I was hoping for some mega revelation, of clandestine meetings, planting of agents provocateur in mobs and some sort of steady eradication of the aristocratic rulers’ (as personified by the Tunku) influence which then led to the May 13 incident and the culmination of the coup by the setting up of the National Operations Council (NOC) and suspension of parliament. The way the book was promoted, you got the feeling that the incident itself was a planned event as part of the coup rather than resulting in the NOC and suspension of parliament.
Indeed, one would better assume that May 13 represented the culmination of disparate events which were used by certain UMNO leaders as leverage to remove the Tunku from power. This was also the opinion expressed by Dr. Syed Husin Ali, in an interview in Malaysiakini.
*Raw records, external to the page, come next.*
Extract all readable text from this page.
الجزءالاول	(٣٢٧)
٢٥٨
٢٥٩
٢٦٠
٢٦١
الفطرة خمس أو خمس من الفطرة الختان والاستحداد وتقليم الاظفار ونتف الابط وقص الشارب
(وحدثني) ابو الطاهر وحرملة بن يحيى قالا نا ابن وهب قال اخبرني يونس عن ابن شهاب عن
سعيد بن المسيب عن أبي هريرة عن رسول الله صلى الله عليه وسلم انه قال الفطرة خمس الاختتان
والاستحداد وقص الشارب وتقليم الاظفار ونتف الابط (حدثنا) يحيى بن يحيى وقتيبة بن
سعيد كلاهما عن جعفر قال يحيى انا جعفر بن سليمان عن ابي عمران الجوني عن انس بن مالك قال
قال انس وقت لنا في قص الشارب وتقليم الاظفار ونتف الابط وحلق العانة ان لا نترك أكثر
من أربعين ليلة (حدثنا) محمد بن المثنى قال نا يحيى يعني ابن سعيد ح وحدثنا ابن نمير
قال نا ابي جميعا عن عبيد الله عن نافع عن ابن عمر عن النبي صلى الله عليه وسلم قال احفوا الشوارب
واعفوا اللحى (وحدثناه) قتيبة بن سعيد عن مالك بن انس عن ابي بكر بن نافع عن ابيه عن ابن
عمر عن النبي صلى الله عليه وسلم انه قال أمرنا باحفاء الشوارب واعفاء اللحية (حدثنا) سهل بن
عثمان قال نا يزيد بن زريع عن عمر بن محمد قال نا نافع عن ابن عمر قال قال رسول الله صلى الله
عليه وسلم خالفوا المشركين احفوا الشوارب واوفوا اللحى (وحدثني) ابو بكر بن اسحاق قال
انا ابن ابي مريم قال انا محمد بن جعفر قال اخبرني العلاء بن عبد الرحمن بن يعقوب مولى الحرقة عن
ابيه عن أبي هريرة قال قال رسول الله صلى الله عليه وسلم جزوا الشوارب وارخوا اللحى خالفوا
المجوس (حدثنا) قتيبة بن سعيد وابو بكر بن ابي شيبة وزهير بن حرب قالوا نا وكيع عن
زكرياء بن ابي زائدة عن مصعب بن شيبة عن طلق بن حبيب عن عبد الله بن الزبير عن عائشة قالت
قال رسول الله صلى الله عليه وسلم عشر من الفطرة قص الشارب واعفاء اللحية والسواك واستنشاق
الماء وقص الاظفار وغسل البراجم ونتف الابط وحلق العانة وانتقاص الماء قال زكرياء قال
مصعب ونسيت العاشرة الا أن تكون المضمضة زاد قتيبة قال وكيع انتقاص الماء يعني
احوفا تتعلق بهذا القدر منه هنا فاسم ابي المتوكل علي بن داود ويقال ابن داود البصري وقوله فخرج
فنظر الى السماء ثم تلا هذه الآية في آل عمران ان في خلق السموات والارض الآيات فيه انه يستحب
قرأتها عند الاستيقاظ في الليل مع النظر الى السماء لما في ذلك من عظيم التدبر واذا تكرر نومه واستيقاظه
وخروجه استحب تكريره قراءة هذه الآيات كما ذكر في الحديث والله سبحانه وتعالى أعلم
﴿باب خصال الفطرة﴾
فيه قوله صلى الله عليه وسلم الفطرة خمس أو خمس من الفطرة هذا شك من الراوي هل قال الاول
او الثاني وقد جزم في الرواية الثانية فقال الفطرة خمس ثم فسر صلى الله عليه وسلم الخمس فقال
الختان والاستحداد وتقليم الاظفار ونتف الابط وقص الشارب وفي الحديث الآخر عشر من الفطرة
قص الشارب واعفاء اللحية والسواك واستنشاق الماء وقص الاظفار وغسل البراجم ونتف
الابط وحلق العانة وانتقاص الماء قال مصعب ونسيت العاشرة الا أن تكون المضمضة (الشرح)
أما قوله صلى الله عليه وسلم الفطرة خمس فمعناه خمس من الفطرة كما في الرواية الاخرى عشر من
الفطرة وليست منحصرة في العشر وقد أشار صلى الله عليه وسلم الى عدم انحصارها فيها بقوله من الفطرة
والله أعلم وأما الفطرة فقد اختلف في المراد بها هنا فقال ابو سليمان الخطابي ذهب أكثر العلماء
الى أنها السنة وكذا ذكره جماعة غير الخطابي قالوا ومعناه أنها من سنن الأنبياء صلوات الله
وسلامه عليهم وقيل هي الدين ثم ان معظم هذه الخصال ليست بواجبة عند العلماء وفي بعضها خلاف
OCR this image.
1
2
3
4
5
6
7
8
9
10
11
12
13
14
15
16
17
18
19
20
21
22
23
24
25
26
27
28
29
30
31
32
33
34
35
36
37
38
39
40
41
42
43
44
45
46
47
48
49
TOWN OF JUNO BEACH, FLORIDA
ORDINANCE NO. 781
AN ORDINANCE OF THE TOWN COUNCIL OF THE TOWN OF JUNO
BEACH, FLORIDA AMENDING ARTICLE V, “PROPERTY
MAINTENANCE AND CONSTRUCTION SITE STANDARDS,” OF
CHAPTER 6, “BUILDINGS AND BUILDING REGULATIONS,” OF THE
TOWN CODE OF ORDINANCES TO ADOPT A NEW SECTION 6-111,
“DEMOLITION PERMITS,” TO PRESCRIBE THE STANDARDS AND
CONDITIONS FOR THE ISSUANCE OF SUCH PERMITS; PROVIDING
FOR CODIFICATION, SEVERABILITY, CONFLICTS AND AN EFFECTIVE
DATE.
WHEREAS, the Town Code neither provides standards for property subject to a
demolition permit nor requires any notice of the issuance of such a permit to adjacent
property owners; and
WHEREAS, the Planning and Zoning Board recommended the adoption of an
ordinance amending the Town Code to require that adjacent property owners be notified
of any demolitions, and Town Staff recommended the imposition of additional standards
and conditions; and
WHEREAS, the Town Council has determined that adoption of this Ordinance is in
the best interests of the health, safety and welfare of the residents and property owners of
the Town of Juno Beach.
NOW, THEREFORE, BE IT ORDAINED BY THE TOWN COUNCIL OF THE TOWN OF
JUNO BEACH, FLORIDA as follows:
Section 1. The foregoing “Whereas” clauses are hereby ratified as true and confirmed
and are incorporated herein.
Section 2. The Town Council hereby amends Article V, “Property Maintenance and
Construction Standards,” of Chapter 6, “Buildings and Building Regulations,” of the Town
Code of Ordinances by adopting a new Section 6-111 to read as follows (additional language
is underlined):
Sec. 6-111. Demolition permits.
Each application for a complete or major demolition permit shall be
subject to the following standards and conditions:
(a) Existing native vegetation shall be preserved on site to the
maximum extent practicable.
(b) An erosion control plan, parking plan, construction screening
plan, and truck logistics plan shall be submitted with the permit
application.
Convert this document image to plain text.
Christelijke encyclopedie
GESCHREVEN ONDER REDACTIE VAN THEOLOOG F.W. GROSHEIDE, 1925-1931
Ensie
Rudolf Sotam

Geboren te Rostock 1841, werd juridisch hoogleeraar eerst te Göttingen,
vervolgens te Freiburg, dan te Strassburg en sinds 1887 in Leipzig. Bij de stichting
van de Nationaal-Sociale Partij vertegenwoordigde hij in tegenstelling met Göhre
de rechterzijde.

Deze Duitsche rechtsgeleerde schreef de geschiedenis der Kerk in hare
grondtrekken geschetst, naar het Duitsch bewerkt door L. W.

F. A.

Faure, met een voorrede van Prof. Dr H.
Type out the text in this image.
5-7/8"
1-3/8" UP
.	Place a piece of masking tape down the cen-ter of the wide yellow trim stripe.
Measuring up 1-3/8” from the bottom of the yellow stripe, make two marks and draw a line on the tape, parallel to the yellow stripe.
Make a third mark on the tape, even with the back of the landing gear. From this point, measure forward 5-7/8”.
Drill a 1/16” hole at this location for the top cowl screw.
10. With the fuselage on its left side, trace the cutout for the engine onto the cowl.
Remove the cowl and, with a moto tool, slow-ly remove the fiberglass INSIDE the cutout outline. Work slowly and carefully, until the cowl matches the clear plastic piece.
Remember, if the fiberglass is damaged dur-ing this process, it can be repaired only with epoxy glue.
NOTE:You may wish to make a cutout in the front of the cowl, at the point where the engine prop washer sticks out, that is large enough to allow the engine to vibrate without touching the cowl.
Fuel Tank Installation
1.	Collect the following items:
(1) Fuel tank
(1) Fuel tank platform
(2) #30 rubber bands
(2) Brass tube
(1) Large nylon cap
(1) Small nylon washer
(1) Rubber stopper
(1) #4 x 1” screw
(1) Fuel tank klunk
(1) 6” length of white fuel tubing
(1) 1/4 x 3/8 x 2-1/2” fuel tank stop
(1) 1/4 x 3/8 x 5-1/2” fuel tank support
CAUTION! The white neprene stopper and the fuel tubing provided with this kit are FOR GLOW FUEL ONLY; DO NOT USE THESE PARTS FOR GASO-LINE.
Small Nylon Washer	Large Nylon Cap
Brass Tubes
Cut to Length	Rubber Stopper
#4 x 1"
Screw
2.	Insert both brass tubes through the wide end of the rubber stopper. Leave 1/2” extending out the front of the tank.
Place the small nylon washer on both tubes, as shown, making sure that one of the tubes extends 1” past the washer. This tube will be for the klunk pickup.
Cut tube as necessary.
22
Going through the rest of the book, I get the impression that the book is more of a diatribe against the racial policies of the government (rightly or wrongly) than an in-depth account of the May 13 incident, betraying the author’s DAP credentials. And that, in the end, is the main reason for my dissatisfaction with it. The claims made in promoting the book were not substantiated by the contents. Never has the cliche’ to not judge a book by its cover (and its propaganda) been more true.
For what it’s worth, one cannot but commend Dr. Kua for taking the time to go through the archives in the Public Records Office, London. However, this book is not a balanced account of the incident, and in that sense, cannot be a “credible” one. And what a shame that is.
 Tunku: His Life and Times: The Authorized Biography of Tunku Abdul Rahman Putra Al-Haj; Mubin Sheppard; Pelanduk Publications (1995).